CHENGDU, KOMPAS.com — Jalan paling mengerikan di dunia. Begitulah sebutan untuk jalan setapak dengan panjang 800 meter yang terpaksa harus dilalui anak-anak China agar bisa bersekolah.
Anak-anak usia sekolah dasar itu harus memanjat dan menuruni tebing batu yang curam. Begitu juga jika warga desa pergi menjual hasil-hasil pertanian mereka.
Tidak hanya itu, anak-anak berusia enam tahun dari Desa Atuler di Provinsi Sichuan, China barat daya, itu harus meniti anak tangga yang reyot pula. Nyawa adalah taruhannya.
Pihak berwenang di Sichuan telah bersumpah untuk membantu warga desa pegunungan terpencil itu setelah foto-foto muncul dan menjadi viral di media sosial.
Dalam foto yang dirilis media daring di Beijing, lalu menjadi viral di media sosial, tampak anak-anak dengan beban tas sekolah di punggung terpaksa menapakkan kaki di tebing curam.
Ruas jalan yang dilalui hanya setapak.

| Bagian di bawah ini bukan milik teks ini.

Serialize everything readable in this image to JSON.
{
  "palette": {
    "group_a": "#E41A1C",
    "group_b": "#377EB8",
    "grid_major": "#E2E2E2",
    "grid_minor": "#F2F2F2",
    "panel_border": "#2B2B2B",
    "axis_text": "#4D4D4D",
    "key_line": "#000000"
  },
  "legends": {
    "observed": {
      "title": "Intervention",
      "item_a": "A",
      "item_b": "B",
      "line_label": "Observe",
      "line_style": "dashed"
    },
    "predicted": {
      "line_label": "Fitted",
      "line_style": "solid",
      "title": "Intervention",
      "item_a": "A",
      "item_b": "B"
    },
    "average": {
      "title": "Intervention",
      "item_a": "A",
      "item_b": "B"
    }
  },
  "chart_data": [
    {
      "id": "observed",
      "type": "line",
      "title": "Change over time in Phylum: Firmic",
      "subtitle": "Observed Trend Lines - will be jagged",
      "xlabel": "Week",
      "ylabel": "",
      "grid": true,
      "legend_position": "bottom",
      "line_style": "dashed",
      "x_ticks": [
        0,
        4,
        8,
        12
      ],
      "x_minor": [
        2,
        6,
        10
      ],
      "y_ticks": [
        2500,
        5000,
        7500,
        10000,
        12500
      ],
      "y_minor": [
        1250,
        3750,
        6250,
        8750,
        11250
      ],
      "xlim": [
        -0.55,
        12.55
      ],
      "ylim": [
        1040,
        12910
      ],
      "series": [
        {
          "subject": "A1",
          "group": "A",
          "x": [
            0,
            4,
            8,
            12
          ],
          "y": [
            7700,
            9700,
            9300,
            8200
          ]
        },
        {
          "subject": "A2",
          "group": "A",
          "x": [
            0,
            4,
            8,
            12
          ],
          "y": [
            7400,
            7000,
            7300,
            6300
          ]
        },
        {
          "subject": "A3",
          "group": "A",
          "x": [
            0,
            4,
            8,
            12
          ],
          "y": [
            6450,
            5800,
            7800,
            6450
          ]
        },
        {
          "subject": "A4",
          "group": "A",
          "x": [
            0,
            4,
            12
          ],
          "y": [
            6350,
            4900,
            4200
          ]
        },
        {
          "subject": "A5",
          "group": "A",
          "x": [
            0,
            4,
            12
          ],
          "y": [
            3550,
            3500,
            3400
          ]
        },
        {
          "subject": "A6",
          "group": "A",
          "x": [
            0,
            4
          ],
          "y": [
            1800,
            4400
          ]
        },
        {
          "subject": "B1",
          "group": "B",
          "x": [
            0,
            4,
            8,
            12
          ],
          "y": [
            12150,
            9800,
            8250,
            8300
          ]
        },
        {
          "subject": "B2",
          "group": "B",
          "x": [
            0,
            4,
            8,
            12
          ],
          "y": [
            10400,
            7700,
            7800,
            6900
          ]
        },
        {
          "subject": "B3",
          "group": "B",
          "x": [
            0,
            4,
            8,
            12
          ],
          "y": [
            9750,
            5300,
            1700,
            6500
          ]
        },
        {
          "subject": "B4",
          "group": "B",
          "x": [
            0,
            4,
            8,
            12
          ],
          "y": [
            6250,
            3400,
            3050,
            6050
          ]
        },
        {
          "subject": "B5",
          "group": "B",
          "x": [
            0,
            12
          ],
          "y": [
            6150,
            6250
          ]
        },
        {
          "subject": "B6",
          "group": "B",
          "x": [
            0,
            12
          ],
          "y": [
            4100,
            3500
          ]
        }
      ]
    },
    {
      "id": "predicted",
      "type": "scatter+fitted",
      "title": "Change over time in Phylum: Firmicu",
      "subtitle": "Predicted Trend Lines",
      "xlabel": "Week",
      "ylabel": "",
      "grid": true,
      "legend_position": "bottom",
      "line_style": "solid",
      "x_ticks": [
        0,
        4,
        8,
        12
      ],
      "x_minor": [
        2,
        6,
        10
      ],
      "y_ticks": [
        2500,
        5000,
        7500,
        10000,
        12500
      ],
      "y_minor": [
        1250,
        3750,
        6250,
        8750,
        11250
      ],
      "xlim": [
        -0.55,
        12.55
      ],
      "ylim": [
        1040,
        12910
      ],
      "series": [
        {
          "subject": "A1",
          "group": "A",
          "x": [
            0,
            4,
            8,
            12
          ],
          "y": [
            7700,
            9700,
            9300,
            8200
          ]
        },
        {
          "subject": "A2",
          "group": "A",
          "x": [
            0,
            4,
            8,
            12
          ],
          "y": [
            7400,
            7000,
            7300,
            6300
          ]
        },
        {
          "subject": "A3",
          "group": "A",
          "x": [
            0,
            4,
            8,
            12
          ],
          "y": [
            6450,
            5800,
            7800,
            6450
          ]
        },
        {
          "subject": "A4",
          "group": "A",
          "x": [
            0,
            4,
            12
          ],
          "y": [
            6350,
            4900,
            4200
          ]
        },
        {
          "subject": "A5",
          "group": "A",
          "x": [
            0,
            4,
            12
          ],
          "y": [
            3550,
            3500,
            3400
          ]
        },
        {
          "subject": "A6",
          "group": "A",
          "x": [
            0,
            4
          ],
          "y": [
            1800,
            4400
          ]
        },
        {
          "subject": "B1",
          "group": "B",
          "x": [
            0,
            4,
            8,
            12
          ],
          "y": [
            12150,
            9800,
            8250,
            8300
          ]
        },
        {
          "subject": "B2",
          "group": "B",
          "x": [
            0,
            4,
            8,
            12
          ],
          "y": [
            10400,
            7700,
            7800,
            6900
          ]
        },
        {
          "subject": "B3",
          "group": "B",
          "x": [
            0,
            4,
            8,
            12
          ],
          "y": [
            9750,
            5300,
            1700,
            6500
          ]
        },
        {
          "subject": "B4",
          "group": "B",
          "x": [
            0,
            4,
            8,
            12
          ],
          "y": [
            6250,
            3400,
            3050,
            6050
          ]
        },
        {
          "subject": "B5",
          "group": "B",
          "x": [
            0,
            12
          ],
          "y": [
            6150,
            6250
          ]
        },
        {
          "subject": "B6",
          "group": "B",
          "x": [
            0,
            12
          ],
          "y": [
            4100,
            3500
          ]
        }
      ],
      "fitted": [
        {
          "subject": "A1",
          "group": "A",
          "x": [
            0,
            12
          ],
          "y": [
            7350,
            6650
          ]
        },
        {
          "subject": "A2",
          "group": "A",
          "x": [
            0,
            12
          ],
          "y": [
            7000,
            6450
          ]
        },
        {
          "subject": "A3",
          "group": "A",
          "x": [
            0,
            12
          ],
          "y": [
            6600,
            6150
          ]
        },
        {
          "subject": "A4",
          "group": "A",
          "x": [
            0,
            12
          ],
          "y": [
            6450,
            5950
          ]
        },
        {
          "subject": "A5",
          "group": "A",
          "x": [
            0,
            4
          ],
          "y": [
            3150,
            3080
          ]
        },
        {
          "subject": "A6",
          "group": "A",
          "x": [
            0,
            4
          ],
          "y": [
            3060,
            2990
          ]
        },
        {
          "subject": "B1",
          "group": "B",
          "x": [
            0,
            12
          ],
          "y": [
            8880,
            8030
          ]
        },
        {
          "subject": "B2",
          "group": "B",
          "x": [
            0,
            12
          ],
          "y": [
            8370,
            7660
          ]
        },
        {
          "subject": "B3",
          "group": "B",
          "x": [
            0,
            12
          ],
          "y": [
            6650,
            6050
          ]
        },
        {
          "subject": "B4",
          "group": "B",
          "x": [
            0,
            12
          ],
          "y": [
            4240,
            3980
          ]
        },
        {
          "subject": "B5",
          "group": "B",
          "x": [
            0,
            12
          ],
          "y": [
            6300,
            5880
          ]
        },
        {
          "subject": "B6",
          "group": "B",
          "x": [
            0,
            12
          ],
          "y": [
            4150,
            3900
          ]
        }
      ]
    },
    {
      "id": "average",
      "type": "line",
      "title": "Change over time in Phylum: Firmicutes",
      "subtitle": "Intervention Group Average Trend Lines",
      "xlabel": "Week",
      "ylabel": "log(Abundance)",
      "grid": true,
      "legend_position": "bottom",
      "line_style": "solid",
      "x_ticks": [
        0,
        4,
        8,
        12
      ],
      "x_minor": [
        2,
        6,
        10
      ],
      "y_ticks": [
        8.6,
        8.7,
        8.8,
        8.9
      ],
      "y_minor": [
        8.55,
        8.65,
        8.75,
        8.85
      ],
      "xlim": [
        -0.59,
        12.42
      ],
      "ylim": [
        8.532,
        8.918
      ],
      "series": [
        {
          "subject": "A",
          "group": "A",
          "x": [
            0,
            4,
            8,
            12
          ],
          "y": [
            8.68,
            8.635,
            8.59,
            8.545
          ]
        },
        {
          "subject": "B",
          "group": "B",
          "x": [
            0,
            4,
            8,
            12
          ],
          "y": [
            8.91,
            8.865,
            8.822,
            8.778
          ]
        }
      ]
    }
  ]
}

Sedikit saja kaki terpeleset, maka nyawa akan menjadi taruhan, seperti dilaporkan situs berita The Guardian, Jumat (27/5/2016).
Ada bagian jalan yang ditaruh dengan tangga reyot agar bisa dilalui.
Namun, ada juga ruas jalan yang tanpa tangga sehingga kaki harus berpijak langsung pada dinding batu nan curam.
Foto-foto diambil oleh Chen Jie, seorang fotografer Beijing News, peraih penghargaan dari World Press Photo atas karya jurnalistiknya merekam ledakan mematikan di Tianjin tahun lalu.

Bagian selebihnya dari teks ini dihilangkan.